The grant funding will go toward 120 students each year who are enrolled in the program, which is taught at SCCC’s Brentwood campus. The college was one of 18 programs awarded the grant nationwide, and the only program in New York State to receive the aid, which comes through the Department of Health and Human Services.
“This grant comes to us at a time when we’ve seen a record number of heroin deaths on Long Island and drug abuse, sadly, continues to rise,” said SCCC president Dr. Shaun L. McKay. “This federal award will allow Suffolk County Community College to train and certify compassionate professionals who will help Long Islanders fight the scourge of chemical and drug dependency.”

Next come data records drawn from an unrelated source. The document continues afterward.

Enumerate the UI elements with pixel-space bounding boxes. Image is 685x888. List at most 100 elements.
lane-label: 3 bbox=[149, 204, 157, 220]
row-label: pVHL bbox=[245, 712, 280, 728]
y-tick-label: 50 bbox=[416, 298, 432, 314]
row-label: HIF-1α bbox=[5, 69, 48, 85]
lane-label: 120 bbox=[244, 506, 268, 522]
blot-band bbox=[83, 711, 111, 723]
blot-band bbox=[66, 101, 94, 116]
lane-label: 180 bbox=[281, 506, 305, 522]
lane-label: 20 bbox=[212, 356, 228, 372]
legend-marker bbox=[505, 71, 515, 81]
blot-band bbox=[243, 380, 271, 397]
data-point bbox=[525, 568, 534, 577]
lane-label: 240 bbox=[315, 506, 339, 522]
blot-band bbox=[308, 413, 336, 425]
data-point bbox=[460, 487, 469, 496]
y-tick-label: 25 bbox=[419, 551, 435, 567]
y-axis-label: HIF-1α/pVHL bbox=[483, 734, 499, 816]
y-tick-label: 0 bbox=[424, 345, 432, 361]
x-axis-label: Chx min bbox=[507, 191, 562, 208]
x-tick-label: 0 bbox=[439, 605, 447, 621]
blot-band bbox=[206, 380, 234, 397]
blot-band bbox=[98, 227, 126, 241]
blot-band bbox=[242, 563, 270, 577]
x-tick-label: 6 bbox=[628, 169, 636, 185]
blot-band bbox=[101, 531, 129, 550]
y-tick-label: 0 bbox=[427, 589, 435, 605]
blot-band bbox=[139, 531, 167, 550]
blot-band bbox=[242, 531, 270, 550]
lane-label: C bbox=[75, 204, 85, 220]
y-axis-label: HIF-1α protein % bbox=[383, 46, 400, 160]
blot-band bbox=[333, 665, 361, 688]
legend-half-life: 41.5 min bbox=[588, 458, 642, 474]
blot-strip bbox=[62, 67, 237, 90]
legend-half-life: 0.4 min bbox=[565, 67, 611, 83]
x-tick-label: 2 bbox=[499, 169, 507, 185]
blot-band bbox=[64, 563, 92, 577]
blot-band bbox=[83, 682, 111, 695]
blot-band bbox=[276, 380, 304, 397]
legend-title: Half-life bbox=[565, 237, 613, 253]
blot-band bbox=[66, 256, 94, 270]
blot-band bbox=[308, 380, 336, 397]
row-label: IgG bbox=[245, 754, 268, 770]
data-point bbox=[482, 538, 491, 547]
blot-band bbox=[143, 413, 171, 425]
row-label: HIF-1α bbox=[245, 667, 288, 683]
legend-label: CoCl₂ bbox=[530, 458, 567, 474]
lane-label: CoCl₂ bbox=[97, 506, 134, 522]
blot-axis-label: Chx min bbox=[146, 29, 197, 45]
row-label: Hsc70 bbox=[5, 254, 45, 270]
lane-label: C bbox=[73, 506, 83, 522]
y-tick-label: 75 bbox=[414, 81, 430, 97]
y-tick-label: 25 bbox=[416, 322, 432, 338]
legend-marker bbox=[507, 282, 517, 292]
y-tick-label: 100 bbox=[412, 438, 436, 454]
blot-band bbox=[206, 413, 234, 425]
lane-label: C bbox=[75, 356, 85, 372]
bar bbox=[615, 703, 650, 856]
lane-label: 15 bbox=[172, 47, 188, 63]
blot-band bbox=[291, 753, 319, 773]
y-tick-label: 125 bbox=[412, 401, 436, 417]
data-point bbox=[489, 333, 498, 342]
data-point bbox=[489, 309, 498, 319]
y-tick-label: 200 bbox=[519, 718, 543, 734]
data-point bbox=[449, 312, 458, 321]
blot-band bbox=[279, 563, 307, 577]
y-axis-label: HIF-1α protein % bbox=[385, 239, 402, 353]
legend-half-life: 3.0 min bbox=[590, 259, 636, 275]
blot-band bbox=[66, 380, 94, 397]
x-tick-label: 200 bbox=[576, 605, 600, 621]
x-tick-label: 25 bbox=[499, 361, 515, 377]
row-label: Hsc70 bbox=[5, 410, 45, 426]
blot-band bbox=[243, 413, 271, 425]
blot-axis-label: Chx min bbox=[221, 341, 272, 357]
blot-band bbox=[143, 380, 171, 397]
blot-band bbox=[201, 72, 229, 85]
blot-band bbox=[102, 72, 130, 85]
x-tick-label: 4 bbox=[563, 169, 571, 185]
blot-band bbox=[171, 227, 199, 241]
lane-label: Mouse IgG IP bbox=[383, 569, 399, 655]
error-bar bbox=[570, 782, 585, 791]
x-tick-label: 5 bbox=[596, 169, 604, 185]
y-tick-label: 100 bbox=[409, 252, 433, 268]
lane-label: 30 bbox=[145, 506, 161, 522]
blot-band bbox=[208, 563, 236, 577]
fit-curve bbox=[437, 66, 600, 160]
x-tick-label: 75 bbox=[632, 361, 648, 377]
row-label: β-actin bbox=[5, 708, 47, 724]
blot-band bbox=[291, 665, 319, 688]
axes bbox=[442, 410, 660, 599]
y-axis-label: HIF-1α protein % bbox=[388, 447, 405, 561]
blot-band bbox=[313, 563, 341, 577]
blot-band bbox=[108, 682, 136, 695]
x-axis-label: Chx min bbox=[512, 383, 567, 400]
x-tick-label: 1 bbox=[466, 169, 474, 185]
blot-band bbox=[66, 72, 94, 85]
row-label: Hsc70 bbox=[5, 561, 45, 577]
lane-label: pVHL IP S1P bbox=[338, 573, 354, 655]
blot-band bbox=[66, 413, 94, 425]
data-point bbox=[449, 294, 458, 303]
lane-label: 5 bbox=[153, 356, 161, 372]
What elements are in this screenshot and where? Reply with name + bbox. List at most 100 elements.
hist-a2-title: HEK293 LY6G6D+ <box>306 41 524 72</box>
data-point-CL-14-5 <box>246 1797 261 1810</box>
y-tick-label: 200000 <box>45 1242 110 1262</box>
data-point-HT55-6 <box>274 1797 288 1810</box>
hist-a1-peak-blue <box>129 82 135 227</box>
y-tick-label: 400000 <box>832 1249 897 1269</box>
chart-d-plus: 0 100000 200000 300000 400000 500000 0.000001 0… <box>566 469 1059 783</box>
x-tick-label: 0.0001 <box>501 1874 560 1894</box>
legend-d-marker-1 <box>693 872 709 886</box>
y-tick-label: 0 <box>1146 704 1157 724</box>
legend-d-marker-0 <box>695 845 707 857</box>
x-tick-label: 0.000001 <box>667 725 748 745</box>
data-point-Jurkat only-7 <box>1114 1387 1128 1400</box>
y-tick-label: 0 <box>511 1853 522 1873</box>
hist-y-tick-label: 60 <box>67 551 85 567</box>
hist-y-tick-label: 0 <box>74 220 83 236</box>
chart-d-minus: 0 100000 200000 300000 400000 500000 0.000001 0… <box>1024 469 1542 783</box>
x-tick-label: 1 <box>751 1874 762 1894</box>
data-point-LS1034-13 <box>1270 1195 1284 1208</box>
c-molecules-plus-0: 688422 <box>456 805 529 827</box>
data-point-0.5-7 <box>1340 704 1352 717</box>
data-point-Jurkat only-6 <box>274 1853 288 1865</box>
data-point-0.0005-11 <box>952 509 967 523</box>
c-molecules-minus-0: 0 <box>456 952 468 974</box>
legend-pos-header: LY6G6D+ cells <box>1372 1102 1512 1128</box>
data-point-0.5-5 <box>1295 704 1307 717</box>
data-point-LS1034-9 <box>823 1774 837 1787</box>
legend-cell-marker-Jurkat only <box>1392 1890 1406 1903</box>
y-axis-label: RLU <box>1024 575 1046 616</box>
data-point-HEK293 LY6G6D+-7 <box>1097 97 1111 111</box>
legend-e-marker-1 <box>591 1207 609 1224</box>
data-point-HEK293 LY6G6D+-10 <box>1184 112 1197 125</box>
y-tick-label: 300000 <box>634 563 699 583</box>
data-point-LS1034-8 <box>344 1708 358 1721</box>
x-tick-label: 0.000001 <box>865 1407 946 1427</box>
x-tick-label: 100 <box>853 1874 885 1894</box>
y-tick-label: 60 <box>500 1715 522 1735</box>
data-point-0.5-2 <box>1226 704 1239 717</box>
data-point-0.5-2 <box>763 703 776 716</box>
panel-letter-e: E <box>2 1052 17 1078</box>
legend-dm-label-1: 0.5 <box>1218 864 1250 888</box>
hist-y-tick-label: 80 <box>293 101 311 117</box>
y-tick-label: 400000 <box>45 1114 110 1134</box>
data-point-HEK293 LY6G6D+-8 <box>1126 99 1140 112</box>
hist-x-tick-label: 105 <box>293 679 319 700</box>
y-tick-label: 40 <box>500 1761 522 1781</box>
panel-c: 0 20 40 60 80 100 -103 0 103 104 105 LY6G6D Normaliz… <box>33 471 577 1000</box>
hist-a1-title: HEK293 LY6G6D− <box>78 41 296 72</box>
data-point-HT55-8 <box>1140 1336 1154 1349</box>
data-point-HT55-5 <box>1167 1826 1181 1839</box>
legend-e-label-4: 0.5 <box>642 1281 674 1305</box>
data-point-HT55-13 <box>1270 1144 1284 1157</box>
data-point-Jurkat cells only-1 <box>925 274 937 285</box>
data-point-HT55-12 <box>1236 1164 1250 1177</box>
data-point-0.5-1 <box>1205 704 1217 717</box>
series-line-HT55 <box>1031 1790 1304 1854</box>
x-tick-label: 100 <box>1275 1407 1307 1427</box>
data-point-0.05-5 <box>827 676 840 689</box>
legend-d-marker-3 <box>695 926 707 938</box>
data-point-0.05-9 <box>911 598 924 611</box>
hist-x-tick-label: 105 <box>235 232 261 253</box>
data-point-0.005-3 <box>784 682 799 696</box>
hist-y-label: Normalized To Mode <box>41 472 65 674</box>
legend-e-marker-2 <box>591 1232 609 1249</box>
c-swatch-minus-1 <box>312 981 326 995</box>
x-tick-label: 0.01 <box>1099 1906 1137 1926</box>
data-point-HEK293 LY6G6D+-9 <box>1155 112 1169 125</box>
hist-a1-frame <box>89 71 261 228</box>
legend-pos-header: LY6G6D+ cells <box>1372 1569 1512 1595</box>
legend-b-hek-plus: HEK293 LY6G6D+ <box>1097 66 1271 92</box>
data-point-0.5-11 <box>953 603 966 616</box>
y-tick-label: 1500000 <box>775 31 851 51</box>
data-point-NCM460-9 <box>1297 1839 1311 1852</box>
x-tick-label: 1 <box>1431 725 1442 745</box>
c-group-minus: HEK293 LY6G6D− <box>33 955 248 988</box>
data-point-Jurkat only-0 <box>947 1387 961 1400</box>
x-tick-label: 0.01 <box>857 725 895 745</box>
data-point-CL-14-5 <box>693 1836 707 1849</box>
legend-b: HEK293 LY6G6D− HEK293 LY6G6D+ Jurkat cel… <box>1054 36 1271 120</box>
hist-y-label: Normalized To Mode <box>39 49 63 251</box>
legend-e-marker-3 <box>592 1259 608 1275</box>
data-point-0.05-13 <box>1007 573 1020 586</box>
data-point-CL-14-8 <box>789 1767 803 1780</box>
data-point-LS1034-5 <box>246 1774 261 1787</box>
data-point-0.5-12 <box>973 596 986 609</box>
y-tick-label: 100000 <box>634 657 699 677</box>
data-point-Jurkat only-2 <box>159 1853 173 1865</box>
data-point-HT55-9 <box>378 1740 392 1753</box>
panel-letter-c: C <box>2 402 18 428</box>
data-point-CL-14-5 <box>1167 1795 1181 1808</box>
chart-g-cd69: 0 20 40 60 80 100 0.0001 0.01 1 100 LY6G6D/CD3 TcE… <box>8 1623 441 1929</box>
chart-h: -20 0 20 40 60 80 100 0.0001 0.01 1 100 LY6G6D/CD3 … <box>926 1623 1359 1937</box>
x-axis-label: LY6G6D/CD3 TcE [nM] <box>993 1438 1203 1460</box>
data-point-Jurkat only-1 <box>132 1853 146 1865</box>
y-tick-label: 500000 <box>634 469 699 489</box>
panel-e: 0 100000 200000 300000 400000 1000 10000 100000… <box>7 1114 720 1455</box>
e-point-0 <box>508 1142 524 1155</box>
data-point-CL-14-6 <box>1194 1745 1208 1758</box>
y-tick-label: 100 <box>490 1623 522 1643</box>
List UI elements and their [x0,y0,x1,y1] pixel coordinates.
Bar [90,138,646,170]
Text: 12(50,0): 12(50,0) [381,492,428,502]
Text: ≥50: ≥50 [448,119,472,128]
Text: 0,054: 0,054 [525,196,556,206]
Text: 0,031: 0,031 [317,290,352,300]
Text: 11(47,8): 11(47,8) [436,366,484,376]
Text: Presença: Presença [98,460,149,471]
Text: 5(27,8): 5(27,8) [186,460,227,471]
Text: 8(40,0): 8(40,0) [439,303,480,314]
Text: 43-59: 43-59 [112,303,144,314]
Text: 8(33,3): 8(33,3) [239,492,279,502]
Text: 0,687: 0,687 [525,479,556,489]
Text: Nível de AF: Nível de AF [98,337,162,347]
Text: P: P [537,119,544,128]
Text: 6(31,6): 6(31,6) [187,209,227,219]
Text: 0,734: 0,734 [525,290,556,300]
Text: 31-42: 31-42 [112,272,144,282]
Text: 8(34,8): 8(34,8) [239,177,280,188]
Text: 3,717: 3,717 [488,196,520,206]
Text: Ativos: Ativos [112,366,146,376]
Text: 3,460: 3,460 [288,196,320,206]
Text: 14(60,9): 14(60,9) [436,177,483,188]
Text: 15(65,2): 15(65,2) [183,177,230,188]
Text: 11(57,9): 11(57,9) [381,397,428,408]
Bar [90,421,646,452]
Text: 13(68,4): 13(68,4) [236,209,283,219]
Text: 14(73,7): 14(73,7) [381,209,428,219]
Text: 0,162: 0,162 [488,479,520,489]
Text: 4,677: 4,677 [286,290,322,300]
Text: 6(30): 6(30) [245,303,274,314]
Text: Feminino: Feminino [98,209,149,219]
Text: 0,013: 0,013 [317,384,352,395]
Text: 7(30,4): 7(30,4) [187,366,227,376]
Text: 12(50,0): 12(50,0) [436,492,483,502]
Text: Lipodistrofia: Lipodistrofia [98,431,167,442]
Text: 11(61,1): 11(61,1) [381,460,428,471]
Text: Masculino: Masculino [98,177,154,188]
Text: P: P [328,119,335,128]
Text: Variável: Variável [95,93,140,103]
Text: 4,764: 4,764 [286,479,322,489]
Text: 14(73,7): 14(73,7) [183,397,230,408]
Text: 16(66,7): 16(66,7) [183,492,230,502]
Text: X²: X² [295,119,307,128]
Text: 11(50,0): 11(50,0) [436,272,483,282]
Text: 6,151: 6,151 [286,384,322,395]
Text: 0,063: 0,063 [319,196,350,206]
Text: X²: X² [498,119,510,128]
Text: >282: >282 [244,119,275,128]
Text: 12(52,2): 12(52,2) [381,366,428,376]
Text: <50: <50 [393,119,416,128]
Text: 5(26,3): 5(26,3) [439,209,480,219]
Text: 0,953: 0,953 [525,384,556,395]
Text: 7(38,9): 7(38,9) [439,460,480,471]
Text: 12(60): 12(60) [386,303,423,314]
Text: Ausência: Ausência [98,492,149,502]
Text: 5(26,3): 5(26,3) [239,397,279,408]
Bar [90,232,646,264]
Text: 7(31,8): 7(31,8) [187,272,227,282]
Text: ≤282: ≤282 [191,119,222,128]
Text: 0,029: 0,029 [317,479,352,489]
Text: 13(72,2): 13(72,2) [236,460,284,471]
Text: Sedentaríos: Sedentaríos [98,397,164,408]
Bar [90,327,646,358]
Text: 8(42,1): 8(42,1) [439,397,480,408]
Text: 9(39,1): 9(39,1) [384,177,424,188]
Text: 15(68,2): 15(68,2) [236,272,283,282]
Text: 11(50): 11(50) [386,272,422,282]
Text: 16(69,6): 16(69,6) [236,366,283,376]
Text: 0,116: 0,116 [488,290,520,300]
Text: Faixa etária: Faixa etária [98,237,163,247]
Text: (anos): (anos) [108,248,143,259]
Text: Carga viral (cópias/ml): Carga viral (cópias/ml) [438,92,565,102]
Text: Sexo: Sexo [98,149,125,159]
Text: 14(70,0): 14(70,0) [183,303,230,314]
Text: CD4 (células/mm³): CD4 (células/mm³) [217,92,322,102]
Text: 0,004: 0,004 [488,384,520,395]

Heroin addiction has taken center stage on Long Island — and even New York State — over the past year. State leaders passed a series of bills over the summer aimed at tackling the “public health crisis,” as Gov. Andrew Cuomo called the problem.
The 11 bills were designed with four particular goals in mind: assisting enforcement against illegal trafficking of such drugs, helping with emergency response in overdose situations, improving treatment options for individuals suffering from heroin and opioid addiction through insurance reforms, and creating public awareness campaigns with reach to school-age children, adults and even prescribers, who are the legal gatekeepers to opioid drugs.
SCCC’s grant fits into the third goal.
The CDC program trains students to become a Credentialed Alcoholism and Substance Abuse Counselor Trainee, preparing them to take the exam required to ultimately become a fully-credentialed counselor in New York State.
Locally, East End law enforcement officers — often the first to arrive at the scene of a heroin overdose — are now equipped with Narcan, a life saving drug which is given to individuals who have a heroin overdose.
According to data released at the beginning of the year by Dr. Michael Lehrer, chief toxicologist with the ME’s office, heroin-related deaths in Suffolk County had increased from 28 in 2010 to 64 in 2011 and 83 in 2012.
The $847,059 coming to the program will expand the college’s program by over 70 percent.
In addition to helping with tuition and book costs, career development and job placement services are going to be expanded as well, according to the college.